Baktım Özdemir Amca. Özdemir Amca bizim Avni Bey’in babası. Sesi tanıdım.
“Benim Özdemir amca. Avni’nin arkadaşı Nuri.”
Başını camdan uzattı:
“Ha sen misin Nuri Bey, Avniler evde yok da onun için öyle söyledim.”
Anladım ki adamcağız yalnız. O ikinci kattan bakıyor, ben de aşağıda apartman kapısının önündeyim.
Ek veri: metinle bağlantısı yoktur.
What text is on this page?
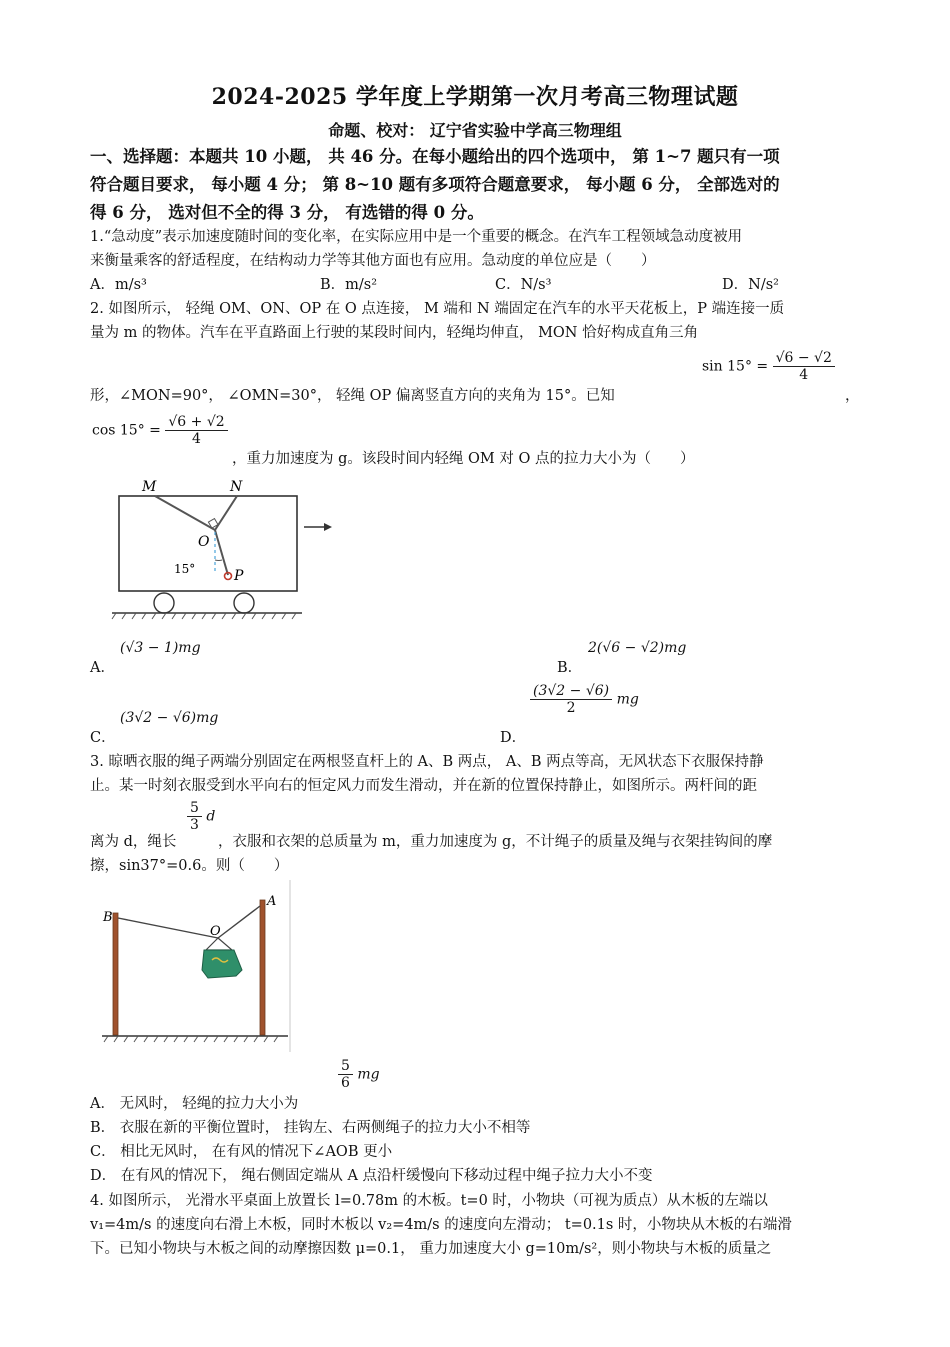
2024-2025 学年度上学期第一次月考高三物理试题
命题、校对： 辽宁省实验中学高三物理组
一、选择题：本题共 10 小题， 共 46 分。在每小题给出的四个选项中， 第 1~7 题只有一项
符合题目要求， 每小题 4 分； 第 8~10 题有多项符合题意要求， 每小题 6 分， 全部选对的
得 6 分， 选对但不全的得 3 分， 有选错的得 0 分。
1.“急动度”表示加速度随时间的变化率，在实际应用中是一个重要的概念。在汽车工程领域急动度被用
来衡量乘客的舒适程度，在结构动力学等其他方面也有应用。急动度的单位应是（　　）
A．m/s³	B．m/s²	C．N/s³	D．N/s²
2. 如图所示， 轻绳 OM、ON、OP 在 O 点连接， M 端和 N 端固定在汽车的水平天花板上，P 端连接一质
量为 m 的物体。汽车在平直路面上行驶的某段时间内，轻绳均伸直， MON 恰好构成直角三角
形，∠MON=90°， ∠OMN=30°， 轻绳 OP 偏离竖直方向的夹角为 15°。已知
$\sin 15^\circ = \frac{√6 - √2}{4}$
，
$\cos 15^\circ = \frac{√6 + √2}{4}$
，重力加速度为 g。该段时间内轻绳 OM 对 O 点的拉力大小为（　　）
M	N
O
P
15°
A．
(√3 − 1)mg
B．
2(√6 − √2)mg
C．
(3√2 − √6)mg
D．
$\frac{(3√2 - √6)}{2}$ mg
3. 晾晒衣服的绳子两端分别固定在两根竖直杆上的 A、B 两点， A、B 两点等高，无风状态下衣服保持静
止。某一时刻衣服受到水平向右的恒定风力而发生滑动，并在新的位置保持静止，如图所示。两杆间的距
离为 d，绳长
$\frac{5}{3}$ d
，衣服和衣架的总质量为 m，重力加速度为 g，不计绳子的质量及绳与衣架挂钩间的摩
擦，sin37°=0.6。则（　　）
B
A
O
A． 无风时， 轻绳的拉力大小为
$\frac{5}{6}$ mg
B． 衣服在新的平衡位置时， 挂钩左、右两侧绳子的拉力大小不相等
C． 相比无风时， 在有风的情况下∠AOB 更小
D． 在有风的情况下， 绳右侧固定端从 A 点沿杆缓慢向下移动过程中绳子拉力大小不变
4. 如图所示， 光滑水平桌面上放置长 l=0.78m 的木板。t=0 时，小物块（可视为质点）从木板的左端以
v₁=4m/s 的速度向右滑上木板，同时木板以 v₂=4m/s 的速度向左滑动； t=0.1s 时，小物块从木板的右端滑
下。已知小物块与木板之间的动摩擦因数 μ=0.1， 重力加速度大小 g=10m/s²，则小物块与木板的质量之
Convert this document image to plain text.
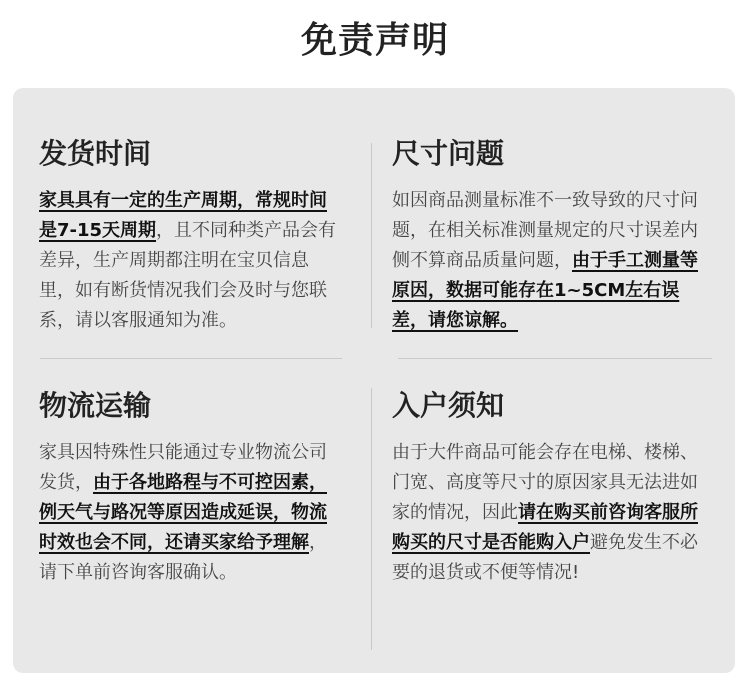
免责声明
发货时间

家具具有一定的生产周期，常规时间是7-15天周期，且不同种类产品会有差异，生产周期都注明在宝贝信息里，如有断货情况我们会及时与您联系，请以客服通知为准。

尺寸问题

如因商品测量标准不一致导致的尺寸问题，在相关标准测量规定的尺寸误差内侧不算商品质量问题，由于手工测量等原因，数据可能存在1~5CM左右误差，请您谅解。

物流运输

家具因特殊性只能通过专业物流公司发货，由于各地路程与不可控因素，例天气与路况等原因造成延误，物流时效也会不同，还请买家给予理解，请下单前咨询客服确认。

入户须知

由于大件商品可能会存在电梯、楼梯、门宽、高度等尺寸的原因家具无法进如家的情况，因此请在购买前咨询客服所购买的尺寸是否能购入户避免发生不必要的退货或不便等情况!
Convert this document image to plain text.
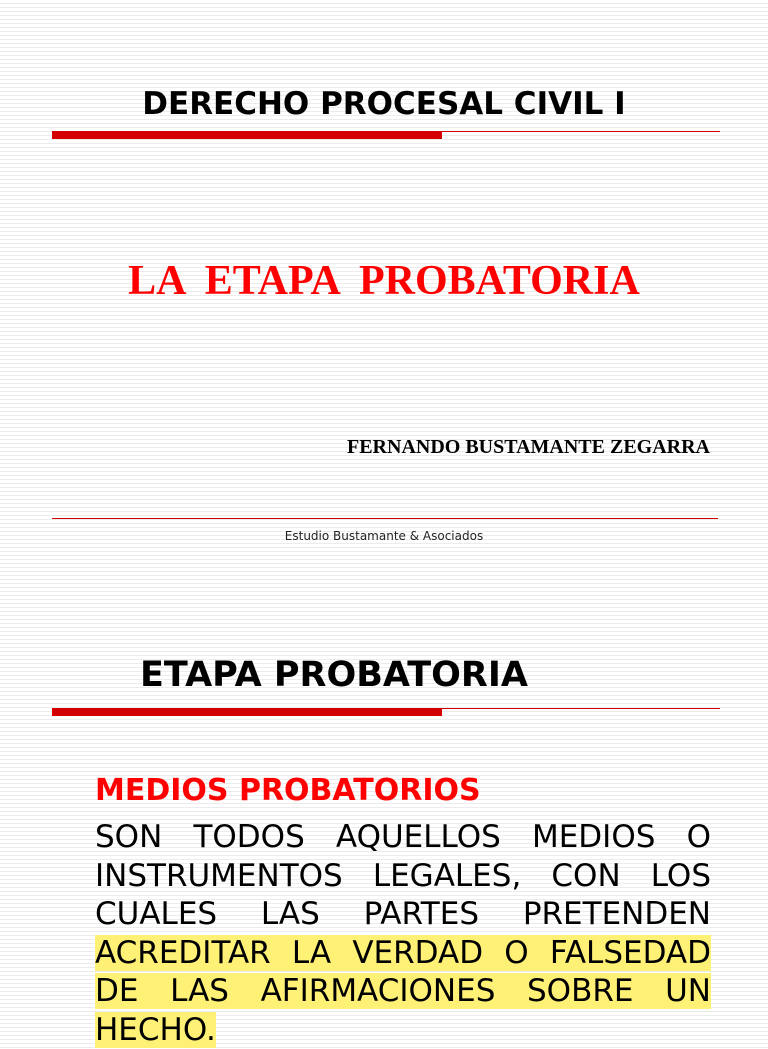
DERECHO PROCESAL CIVIL I
LA ETAPA PROBATORIA
FERNANDO BUSTAMANTE ZEGARRA
Estudio Bustamante & Asociados
ETAPA PROBATORIA
MEDIOS PROBATORIOS

SON TODOS AQUELLOS MEDIOS O
INSTRUMENTOS LEGALES, CON LOS
CUALES LAS PARTES PRETENDEN
ACREDITAR LA VERDAD O FALSEDAD
DE LAS AFIRMACIONES SOBRE UN
HECHO.
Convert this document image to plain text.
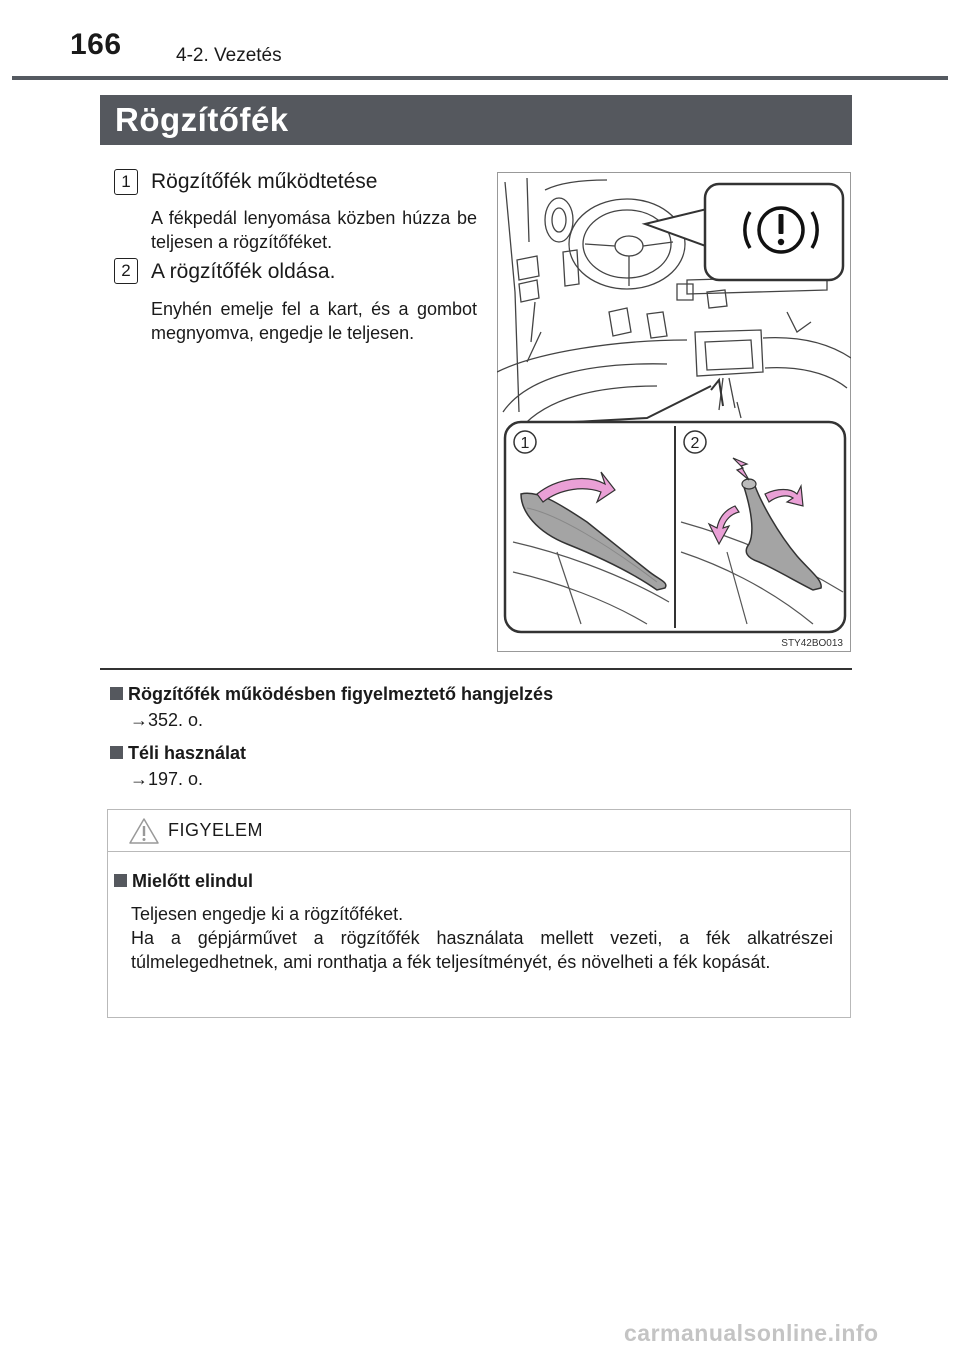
166	4-2. Vezetés
Rögzítőfék
1 Rögzítőfék működtetése
A fékpedál lenyomása közben húzza be teljesen a rögzítőféket.
2 A rögzítőfék oldása.
Enyhén emelje fel a kart, és a gombot megnyomva, engedje le teljesen.
1	2
STY42BO013
Rögzítőfék működésben figyelmeztető hangjelzés
→352. o.
Téli használat
→197. o.
FIGYELEM
Mielőtt elindul
Teljesen engedje ki a rögzítőféket.
Ha a gépjárművet a rögzítőfék használata mellett vezeti, a fék alkatrészei túlmelegedhetnek, ami ronthatja a fék teljesítményét, és növelheti a fék kopását.
carmanualsonline.info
Başımı yukarı kaldırdım konuşuyoruz: “Sen varsın ya Özdemir Amca, daha kim olsun.”
Boş ver, der gibi elini salladıktan sonra cevap verdi: “Benim için kimse gelmez de...”
“Olur mu öyle şey, ben asıl senin için geldim. Boş ver sen onları, hadi kapıyı aç da geleyim, azıcık laflarız.”
Nasıl istersen der gibi bir şey mırıldandı ve az sonra düğmeye bastı ve kapı açıldı. Merdivenleri çıktım, Özdemir Amca kapıda bekliyor. “İyi günler Özdemir Amca.”
“İyi günler Nuri Bey, gel buyur. Avni olmayınca kimse içeri girmez de onun için öyle söyledim, kusura bakma.”